Expression Pattern of EcNAC1 gene in Response to Abiotic Stress

In plants, a multi-gene family encodes NAC domain containing proteins, with a very high sequence homology among the family members. Each of these genes responds differentially to environmental and/or developmental cues. Therefore, it is very difficult to monitor the expression of these genes individually by northern blot analysis due to cross hybridization. Therefore the relative expression of EcNAC1 gene was monitored in finger millet in response to various stresses in comparison to non-stressed control seedlings by quantitative RT-PCR analysis using gene-specific primers.
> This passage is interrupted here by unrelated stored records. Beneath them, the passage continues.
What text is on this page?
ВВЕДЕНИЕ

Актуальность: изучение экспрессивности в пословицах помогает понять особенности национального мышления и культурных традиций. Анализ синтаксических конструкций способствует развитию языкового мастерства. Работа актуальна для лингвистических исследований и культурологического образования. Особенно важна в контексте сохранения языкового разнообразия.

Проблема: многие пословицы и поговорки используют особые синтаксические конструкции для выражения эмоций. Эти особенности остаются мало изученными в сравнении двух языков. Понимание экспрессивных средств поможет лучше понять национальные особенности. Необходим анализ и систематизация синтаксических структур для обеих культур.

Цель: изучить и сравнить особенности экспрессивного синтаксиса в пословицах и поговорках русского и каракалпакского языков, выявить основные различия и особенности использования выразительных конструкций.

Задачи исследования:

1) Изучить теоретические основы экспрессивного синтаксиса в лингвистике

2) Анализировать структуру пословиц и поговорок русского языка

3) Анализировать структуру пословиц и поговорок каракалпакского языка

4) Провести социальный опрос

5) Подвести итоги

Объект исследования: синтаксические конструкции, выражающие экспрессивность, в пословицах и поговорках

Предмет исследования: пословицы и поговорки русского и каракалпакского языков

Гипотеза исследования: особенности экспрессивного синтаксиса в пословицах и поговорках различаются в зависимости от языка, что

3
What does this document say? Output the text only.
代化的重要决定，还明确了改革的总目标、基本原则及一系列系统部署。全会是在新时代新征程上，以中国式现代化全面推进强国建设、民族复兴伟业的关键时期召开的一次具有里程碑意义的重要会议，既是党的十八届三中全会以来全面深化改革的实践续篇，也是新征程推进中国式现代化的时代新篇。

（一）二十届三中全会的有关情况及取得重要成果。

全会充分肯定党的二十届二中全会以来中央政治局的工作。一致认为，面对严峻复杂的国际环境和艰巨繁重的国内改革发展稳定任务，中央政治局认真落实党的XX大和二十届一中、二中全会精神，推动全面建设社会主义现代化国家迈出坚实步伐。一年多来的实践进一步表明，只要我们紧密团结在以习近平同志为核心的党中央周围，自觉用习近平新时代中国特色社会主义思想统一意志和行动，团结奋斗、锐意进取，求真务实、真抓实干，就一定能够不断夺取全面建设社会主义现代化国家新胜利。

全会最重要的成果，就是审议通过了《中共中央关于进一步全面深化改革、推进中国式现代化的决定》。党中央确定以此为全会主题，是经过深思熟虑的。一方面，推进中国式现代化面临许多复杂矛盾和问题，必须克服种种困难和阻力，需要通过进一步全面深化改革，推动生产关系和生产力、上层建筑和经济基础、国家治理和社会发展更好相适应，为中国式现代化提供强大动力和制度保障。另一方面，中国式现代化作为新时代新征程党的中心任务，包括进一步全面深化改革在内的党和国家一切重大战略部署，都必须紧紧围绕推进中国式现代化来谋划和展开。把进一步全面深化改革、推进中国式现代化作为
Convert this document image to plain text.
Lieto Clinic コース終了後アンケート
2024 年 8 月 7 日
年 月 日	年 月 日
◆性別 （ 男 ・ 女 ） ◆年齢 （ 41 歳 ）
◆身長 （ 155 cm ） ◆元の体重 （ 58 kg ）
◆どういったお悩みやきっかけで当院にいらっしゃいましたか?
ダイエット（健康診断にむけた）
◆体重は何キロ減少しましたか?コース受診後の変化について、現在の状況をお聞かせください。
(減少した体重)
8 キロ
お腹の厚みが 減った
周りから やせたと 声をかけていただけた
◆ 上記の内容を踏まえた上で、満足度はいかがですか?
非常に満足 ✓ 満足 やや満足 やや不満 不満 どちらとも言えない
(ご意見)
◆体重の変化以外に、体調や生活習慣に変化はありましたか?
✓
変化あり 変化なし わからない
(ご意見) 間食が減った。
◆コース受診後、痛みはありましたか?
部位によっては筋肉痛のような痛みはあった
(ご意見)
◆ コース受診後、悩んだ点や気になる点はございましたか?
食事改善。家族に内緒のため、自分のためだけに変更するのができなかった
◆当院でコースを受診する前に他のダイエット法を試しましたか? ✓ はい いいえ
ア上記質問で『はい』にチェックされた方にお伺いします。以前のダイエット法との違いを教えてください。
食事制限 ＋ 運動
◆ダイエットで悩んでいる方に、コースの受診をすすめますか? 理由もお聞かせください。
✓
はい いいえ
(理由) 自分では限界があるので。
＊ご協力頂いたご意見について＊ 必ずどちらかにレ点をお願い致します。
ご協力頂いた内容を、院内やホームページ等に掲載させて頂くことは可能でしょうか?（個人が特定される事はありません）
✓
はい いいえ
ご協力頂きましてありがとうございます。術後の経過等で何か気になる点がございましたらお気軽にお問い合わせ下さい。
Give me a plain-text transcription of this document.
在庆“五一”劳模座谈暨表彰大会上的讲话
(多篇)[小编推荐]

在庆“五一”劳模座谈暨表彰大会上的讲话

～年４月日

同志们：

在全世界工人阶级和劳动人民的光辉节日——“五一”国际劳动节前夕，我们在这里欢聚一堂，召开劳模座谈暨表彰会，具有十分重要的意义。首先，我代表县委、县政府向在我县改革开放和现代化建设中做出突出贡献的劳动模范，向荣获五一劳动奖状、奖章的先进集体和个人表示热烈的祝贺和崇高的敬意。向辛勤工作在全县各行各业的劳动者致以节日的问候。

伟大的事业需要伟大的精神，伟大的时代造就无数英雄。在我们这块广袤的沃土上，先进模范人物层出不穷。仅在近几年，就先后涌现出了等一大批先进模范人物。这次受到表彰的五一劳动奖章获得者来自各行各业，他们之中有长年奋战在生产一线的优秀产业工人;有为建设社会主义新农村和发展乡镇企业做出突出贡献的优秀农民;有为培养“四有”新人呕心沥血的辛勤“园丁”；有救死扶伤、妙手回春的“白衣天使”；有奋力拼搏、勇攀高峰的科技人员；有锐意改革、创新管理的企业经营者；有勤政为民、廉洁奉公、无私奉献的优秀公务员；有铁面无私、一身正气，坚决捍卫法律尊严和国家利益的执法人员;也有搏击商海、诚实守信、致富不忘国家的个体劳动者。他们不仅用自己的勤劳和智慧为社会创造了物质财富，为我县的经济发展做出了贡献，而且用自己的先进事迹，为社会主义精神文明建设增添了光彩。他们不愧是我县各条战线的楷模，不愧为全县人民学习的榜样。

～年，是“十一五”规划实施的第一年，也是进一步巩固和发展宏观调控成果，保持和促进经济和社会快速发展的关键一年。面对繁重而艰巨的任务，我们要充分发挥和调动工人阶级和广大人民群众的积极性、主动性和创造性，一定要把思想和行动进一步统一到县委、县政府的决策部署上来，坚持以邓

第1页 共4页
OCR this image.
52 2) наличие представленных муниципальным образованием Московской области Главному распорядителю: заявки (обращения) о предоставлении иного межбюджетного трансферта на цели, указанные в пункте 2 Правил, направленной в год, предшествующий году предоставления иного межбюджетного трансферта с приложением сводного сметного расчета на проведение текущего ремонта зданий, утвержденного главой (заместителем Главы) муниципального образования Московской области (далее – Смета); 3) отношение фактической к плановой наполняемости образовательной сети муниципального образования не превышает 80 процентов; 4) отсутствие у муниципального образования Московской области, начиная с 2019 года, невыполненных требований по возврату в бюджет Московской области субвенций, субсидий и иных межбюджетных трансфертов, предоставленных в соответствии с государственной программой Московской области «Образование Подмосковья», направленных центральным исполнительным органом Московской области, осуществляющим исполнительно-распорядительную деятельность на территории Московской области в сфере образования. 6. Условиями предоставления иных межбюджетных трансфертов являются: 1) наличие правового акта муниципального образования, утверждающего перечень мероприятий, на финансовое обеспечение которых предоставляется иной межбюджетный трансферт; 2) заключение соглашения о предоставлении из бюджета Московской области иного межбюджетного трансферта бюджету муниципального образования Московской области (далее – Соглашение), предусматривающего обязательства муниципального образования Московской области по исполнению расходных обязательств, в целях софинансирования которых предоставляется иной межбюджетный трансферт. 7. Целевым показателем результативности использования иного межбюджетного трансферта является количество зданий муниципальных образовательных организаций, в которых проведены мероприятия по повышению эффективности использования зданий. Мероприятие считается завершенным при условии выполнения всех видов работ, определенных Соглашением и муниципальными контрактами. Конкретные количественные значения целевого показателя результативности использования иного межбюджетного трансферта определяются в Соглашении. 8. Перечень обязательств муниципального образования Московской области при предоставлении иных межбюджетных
The mRNA purified from the stress exposed finger millet seedlings and their corresponding control seedlings was reverse transcribed separately into first-strand cDNA and used as a template. The EcNAC1 transcript was detectable in both stress exposed and control seedlings. The up-regulation of EcNAC1 gene in response to different environmental stresses is shown in Figure 2. In an attempt to capture both rapid and long-term changes in EcNAC1 gene expression, we sampled the finger millet seedlings 12 and 24 h after exposure to NaCl. Under water-deficit stress the expression was seen at mild (60% FC) as well as severe stress (35% FC). The relative up-regulation of EcNAC1 was ∼40 folds higher in response to mild water-deficit stress and down-regulated at severe water-deficit stress (Figure 2A). The relative up-regulation of EcNAC1 gene was observed not only in response to mild water-deficit stress but also in response to salinity (200 mM NaCl at 12 h) stress with ∼110 fold increase (Figure 2B).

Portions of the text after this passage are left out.